Photographic evidence of one of the few holiday runs :)
It reminded me of a talk at Fare Healthy that I went to before going on holiday. I’d never really explored Clean & Lean before, but knew the name and had heard of James Duigan, the founder, so when I had the chance to hear him speak, I was really interested – not just from a health point of view but as a fitness entrepreneur I wondered what drove him. I wasn’t sure what to expect from the talk but I was blown away by his heartfelt message and how much it aligns with fit & happy. It particularly resonates after putting on a couple of holiday pounds!

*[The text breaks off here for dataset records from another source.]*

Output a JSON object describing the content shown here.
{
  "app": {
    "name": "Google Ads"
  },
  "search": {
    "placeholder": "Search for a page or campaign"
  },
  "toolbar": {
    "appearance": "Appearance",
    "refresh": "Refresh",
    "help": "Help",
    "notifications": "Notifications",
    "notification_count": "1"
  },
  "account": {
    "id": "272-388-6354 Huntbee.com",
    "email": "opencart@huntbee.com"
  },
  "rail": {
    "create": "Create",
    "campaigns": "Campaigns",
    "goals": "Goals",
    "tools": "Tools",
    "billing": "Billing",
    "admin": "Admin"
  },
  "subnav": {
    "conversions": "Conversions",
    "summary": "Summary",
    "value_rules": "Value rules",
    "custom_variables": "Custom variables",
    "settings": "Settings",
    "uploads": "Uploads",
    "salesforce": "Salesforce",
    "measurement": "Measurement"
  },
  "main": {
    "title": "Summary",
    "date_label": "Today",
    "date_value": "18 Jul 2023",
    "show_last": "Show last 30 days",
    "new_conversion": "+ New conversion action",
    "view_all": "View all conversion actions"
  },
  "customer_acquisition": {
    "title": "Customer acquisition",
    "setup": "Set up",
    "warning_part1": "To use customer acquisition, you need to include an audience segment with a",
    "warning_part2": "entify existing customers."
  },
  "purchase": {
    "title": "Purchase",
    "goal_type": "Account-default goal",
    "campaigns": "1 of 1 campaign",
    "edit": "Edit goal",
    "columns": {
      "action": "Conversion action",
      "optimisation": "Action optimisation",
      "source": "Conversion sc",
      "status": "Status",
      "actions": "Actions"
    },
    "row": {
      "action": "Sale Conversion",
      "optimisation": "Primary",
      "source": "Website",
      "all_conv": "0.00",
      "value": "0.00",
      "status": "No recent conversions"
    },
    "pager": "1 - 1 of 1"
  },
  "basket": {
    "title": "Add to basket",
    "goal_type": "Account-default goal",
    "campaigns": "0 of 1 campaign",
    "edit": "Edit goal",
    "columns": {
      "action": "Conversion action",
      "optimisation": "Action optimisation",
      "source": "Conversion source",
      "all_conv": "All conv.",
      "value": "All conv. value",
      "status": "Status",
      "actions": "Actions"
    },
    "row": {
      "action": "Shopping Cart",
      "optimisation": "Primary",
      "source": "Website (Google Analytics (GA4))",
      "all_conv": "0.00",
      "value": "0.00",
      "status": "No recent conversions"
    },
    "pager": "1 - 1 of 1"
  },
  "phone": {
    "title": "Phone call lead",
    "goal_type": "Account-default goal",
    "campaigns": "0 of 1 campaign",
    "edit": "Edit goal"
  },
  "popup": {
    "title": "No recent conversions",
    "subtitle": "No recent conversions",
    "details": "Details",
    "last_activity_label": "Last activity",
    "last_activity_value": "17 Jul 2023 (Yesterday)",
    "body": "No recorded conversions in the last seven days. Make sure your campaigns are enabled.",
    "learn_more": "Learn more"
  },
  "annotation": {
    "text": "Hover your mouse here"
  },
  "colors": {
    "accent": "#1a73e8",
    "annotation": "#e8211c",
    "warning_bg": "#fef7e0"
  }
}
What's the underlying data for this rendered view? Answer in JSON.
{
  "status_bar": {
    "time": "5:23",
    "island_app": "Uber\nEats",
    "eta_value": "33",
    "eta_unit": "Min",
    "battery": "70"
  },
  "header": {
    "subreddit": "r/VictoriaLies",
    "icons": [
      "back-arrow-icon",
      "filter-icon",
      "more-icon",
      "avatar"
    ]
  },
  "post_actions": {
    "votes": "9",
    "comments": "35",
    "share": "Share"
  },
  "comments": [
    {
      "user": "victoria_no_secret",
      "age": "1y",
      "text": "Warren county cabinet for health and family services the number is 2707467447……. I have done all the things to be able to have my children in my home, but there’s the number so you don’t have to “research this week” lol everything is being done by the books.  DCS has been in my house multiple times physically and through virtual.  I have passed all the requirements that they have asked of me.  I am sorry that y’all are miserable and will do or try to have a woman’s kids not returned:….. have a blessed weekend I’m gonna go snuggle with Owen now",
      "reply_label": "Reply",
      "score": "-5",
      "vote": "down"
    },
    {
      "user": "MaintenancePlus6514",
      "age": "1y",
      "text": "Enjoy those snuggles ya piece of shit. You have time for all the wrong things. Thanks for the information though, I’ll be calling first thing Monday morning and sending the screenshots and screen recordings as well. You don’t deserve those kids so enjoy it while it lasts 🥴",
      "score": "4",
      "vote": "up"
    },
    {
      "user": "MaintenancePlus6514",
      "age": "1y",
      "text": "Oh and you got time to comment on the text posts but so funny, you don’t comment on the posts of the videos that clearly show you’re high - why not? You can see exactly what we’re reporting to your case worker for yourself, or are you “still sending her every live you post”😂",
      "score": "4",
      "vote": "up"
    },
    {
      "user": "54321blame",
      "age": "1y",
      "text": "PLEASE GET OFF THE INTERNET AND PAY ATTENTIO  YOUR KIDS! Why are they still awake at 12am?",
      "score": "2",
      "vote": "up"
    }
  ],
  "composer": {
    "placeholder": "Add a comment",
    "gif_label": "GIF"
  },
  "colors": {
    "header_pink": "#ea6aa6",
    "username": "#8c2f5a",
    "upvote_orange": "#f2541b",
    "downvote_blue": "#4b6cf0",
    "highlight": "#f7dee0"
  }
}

James wants to make the world a better place. No big mission right?! But the way he wants to do it is really touching and he has a way of connecting with an audience, and people, that really brings home the message that it starts with you and being kind to yourself. He’s wryly and self-deprecatingly funny and his voice is a refreshing one in a health and fitness industry that, despite touting the motto ‘strong not skinny’, boasts unhealthy #fitspo selfies by the thousands and plenty of messages about self-deprivation and ‘detoxing’. My favourite quote from him was ‘happiness is not a body-fat percentage’. Amen!
So how does that tie back to my holiday? Well, to start with, it was about letting myself off the hook sometimes. I see my family once or twice a year so if being balanced and happy means choosing an hour with my ridiculously adorable nephew and catching up on my fitness when I’m back in London, I’m letting myself be okay with that. In his talk, James had some great tips to keep in mind about all of that—some are new takes on classic advice and some are purely his—and if I can remember just a few each day or week, to help me achieve my own balance, it would be these five:
You deserve a happy, healthy life. Why wouldn’t everyone choose to believe this? It’s so simple and fundamentally true. It doesn’t mean you deserve to be rich or that there won’t be any challenges, but every day you have the power to choose things that make you happy and to make healthy decisions for yourself. So go on.
Be kind to yourself / any change you make starts in your mind. Sure, this is kind of two thoughts but they’re so closely related I’m keeping them as a perfect pair. Start by choosing the thoughts that work for you and that move you towards your goal, whatever that might be. Get out of the habit of being mean to yourself.
Gluten-free does not equal healthy. Of course there are people who just can't digest glutent, but being labelled 'gluten free' doesn't make it a health food. I.e. don’t just jump on the latest health fad bandwagon. Read the labels. Find out what foods work for you and get rid of the idea of ‘good’ and ‘bad’. What works for you won’t necessarily be the same as what works for someone else.
The perfect body is one you’re happy and healthy in. You can be underweight and happy or overweight and happy, that’s fine, but the whole package includes healthiness and treating your body well.
Fitness = balance. Holistic fitness isn’t about doing 1,000 Olympic dead-lifts or running 10 marathons, so mix up what you do. Swim, run, do yoga, pick things you enjoy and get some variety in there.
As I settle back into the regular day-to-day, although I know I need to get back to healthier habits now that the holiday’s over, I’m also very content. I got to see tonnes of people I care about, laugh a lot, eat some delicious food I can’t get in London, and spend quality time with Mr. F. Could it have been a healthier holiday? That’s a resounding ‘yes!’ but in months, days or years will I look back and wish I’d gone for an extra run or will I cherish the memory of a coffee with my grandma and going for a walk in the fall colours with my sister? I think that’s a pretty easy answer…
Now the only trick is getting back to a healthy routine!
What’s your ideal balance of fit & happy? How do you achieve it and, if you let yourself slip or enjoy a break, how do you get back on track?